Stop, he thought. Stop it. It was useless to suspect, more pointless to believe, most futile to know. It was almost forty years ago. She had to shake it off — both of them had to exorcise her father's ghost. It might be a matter of life and death — theirs…
Snow, snail-tracks once more on the window, long slow barges, the steely river — the barge with the washing, and her words at that point, just before the barge slipped out of sight beneath and beyond the bridge…?
Babbington.
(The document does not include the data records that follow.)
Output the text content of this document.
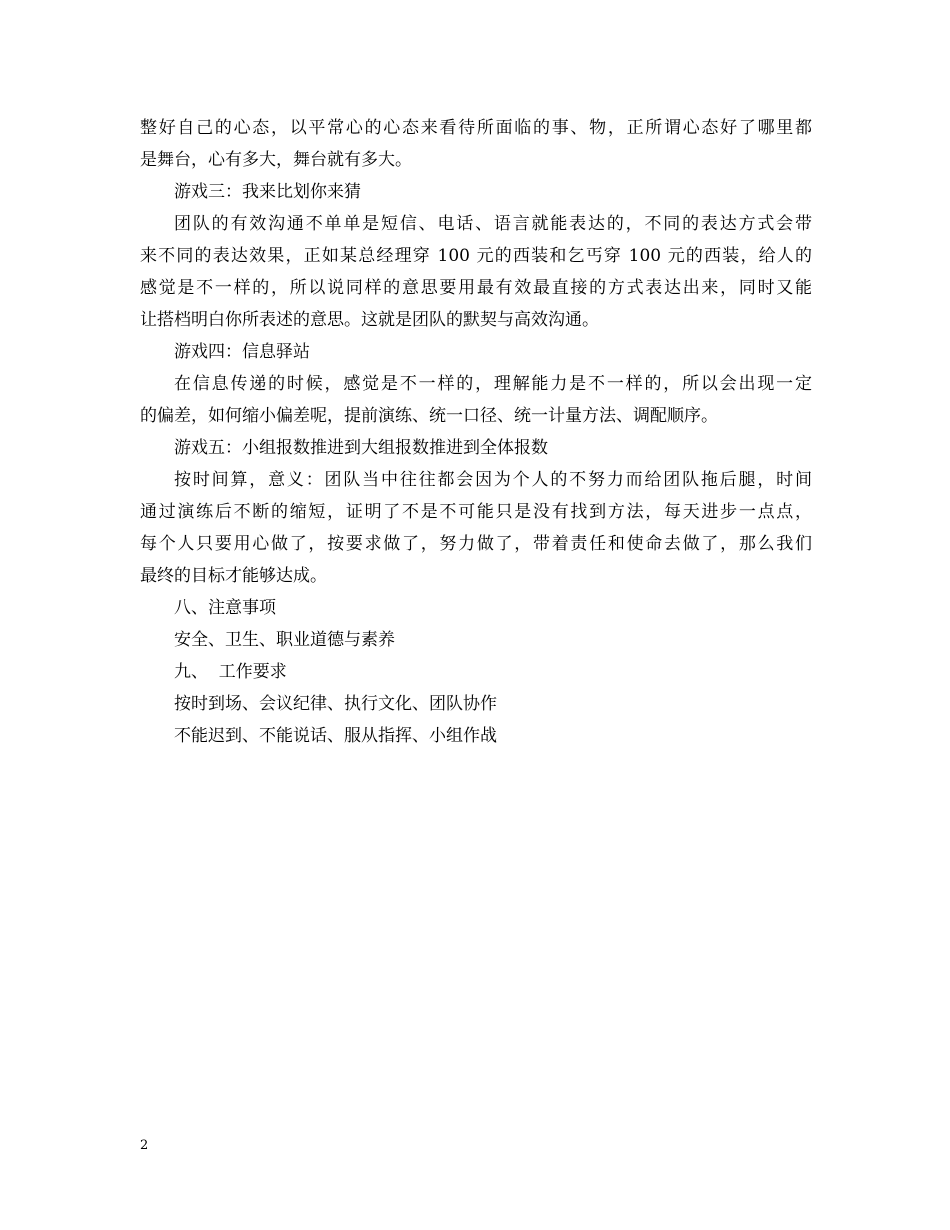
整好自己的心态，以平常心的心态来看待所面临的事、物，正所谓心态好了哪里都
是舞台，心有多大，舞台就有多大。
游戏三：我来比划你来猜
团队的有效沟通不单单是短信、电话、语言就能表达的，不同的表达方式会带
来不同的表达效果，正如某总经理穿 100 元的西装和乞丐穿 100 元的西装，给人的
感觉是不一样的，所以说同样的意思要用最有效最直接的方式表达出来，同时又能
让搭档明白你所表述的意思。这就是团队的默契与高效沟通。
游戏四：信息驿站
在信息传递的时候，感觉是不一样的，理解能力是不一样的，所以会出现一定
的偏差，如何缩小偏差呢，提前演练、统一口径、统一计量方法、调配顺序。
游戏五：小组报数推进到大组报数推进到全体报数
按时间算，意义：团队当中往往都会因为个人的不努力而给团队拖后腿，时间
通过演练后不断的缩短，证明了不是不可能只是没有找到方法，每天进步一点点，
每个人只要用心做了，按要求做了，努力做了，带着责任和使命去做了，那么我们
最终的目标才能够达成。
八、注意事项
安全、卫生、职业道德与素养
九、  工作要求
按时到场、会议纪律、执行文化、团队协作
不能迟到、不能说话、服从指挥、小组作战
2
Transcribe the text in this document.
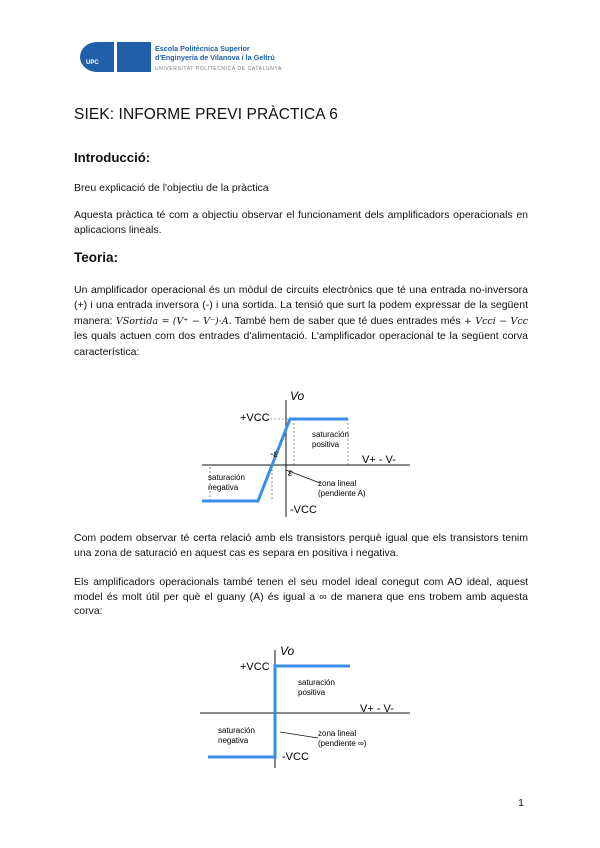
Escola Politècnica Superior
d'Enginyeria de Vilanova i la Geltrú
UNIVERSITAT POLITÈCNICA DE CATALUNYA
UPC
SIEK: INFORME PREVI PRÀCTICA 6
Introducció:

Breu explicació de l'objectiu de la pràctica

Aquesta pràctica té com a objectiu observar el funcionament dels amplificadors operacionals en aplicacions lineals.

Teoria:

Un amplificador operacional és un mòdul de circuits electrònics que té una entrada no-inversora (+) i una entrada inversora (-) i una sortida. La tensió que surt la podem expressar de la següent manera: VSortida = (V⁺ − V⁻)·A. També hem de saber que té dues entrades més + Vcci − Vcc les quals actuen com dos entrades d'alimentació. L'amplificador operacional te la següent corva característica:

Vo
+VCC
-VCC
-ε
ε
V+ - V-
saturación positiva
saturación negativa	zona lineal (pendiente A)

Com podem observar té certa relació amb els transistors perquè igual que els transistors tenim una zona de saturació en aquest cas es separa en positiva i negativa.

Els amplificadors operacionals també tenen el seu model ideal conegut com AO ideal, aquest model és molt útil per què el guany (A) és igual a ∞ de manera que ens trobem amb aquesta corva:

Vo
+VCC
-VCC
V+ - V-
saturación positiva
saturación negativa
zona lineal (pendiente ∞)
1
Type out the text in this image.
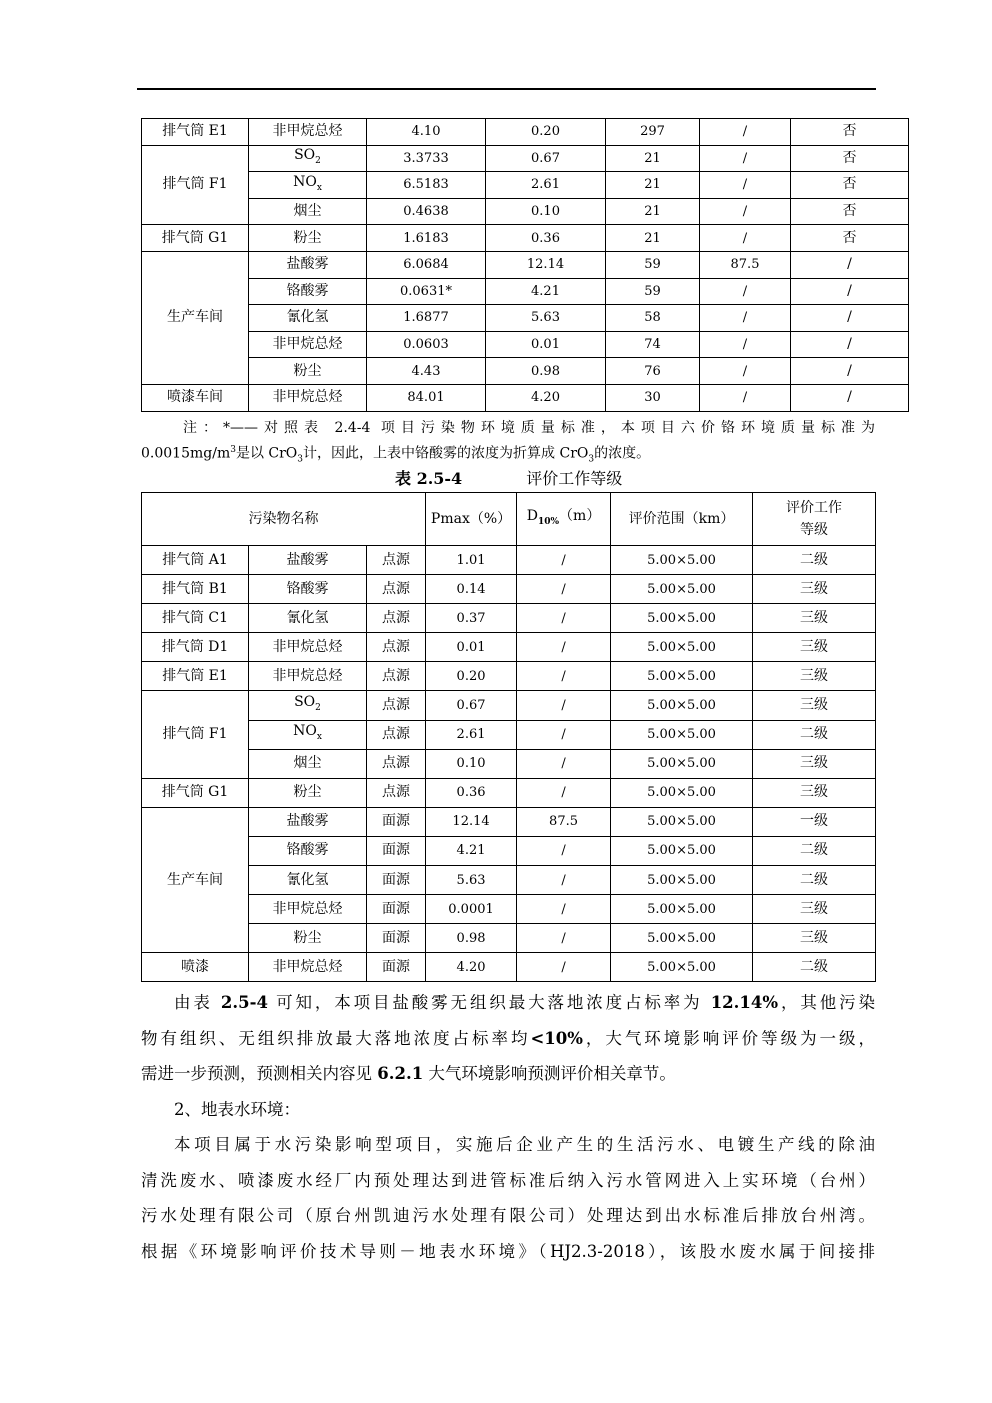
排气筒 E1	非甲烷总烃	4.10	0.20	297	/	否
排气筒 F1	$SO_2$	3.3733	0.67	21	/	否
	$NO_x$	6.5183	2.61	21	/	否
	烟尘	0.4638	0.10	21	/	否
排气筒 G1	粉尘	1.6183	0.36	21	/	否
生产车间	盐酸雾	6.0684	12.14	59	87.5	/
	铬酸雾	0.0631*	4.21	59	/	/
	氰化氢	1.6877	5.63	58	/	/
	非甲烷总烃	0.0603	0.01	74	/	/
	粉尘	4.43	0.98	76	/	/
喷漆车间	非甲烷总烃	84.01	4.20	30	/	/
注：*——对照表 2.4-4 项目污染物环境质量标准，本项目六价铬环境质量标准为
$0.0015mg/m^3$是以 CrO$_3$计，因此，上表中铬酸雾的浓度为折算成 CrO$_3$的浓度。
表 2.5-4	评价工作等级
污染物名称			Pmax（%）	$D_{10\%}(m)$	评价范围（km）	评价工作
等级
排气筒 A1	盐酸雾	点源	1.01	/	5.00×5.00	二级
排气筒 B1	铬酸雾	点源	0.14	/	5.00×5.00	三级
排气筒 C1	氰化氢	点源	0.37	/	5.00×5.00	三级
排气筒 D1	非甲烷总烃	点源	0.01	/	5.00×5.00	三级
排气筒 E1	非甲烷总烃	点源	0.20	/	5.00×5.00	三级
排气筒 F1	$SO_2$	点源	0.67	/	5.00×5.00	三级
	$NO_x$	点源	2.61	/	5.00×5.00	二级
	烟尘	点源	0.10	/	5.00×5.00	三级
排气筒 G1	粉尘	点源	0.36	/	5.00×5.00	三级
生产车间	盐酸雾	面源	12.14	87.5	5.00×5.00	一级
	铬酸雾	面源	4.21	/	5.00×5.00	二级
	氰化氢	面源	5.63	/	5.00×5.00	二级
	非甲烷总烃	面源	0.0001	/	5.00×5.00	三级
	粉尘	面源	0.98	/	5.00×5.00	三级
喷漆	非甲烷总烃	面源	4.20	/	5.00×5.00	二级

由表 2.5-4 可知，本项目盐酸雾无组织最大落地浓度占标率为 12.14%，其他污染

物有组织、无组织排放最大落地浓度占标率均<10%，大气环境影响评价等级为一级，

需进一步预测，预测相关内容见 6.2.1 大气环境影响预测评价相关章节。

2、地表水环境：

本项目属于水污染影响型项目，实施后企业产生的生活污水、电镀生产线的除油

清洗废水、喷漆废水经厂内预处理达到进管标准后纳入污水管网进入上实环境（台州）

污水处理有限公司（原台州凯迪污水处理有限公司）处理达到出水标准后排放台州湾。

根据《环境影响评价技术导则－地表水环境》（HJ2.3-2018），该股水废水属于间接排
Sir Andrew Babbington. The Director-General of MI5.
Read the will, he thought. When the body is discovered in the library and the rich old lady is pronounced murdered, read the will— Who has most to gain? Who benefits? Who becomes rich?
He smiled. Margaret's sobs and the soft, coaxing words of her husband no longer impinged upon him. He felt only an impatience to study the files.
Babbington… read the will, Inspector, read the will…
Sir Kenneth Aubrey could think of nothing other than the destruction of the journal in Clara Elsenreith's possession. The idea of its continued existence was frightening and painful to him, but all other thought frightened and pained him more. Beyond the destruction of his confession to Castleford's murder lay nothing. An empty landscape. Perhaps he could hide with Clara for days, even weeks. After that, however, there was nothing. Only his disappearance, an act of willed disguise, anonymity, denial of his former self. He would have to find somewhere to skulk as Herr Jones, or Monsieur Smith or Signer Smith or Senor Jones for the rest of his life. He could never be Kenneth Aubrey again.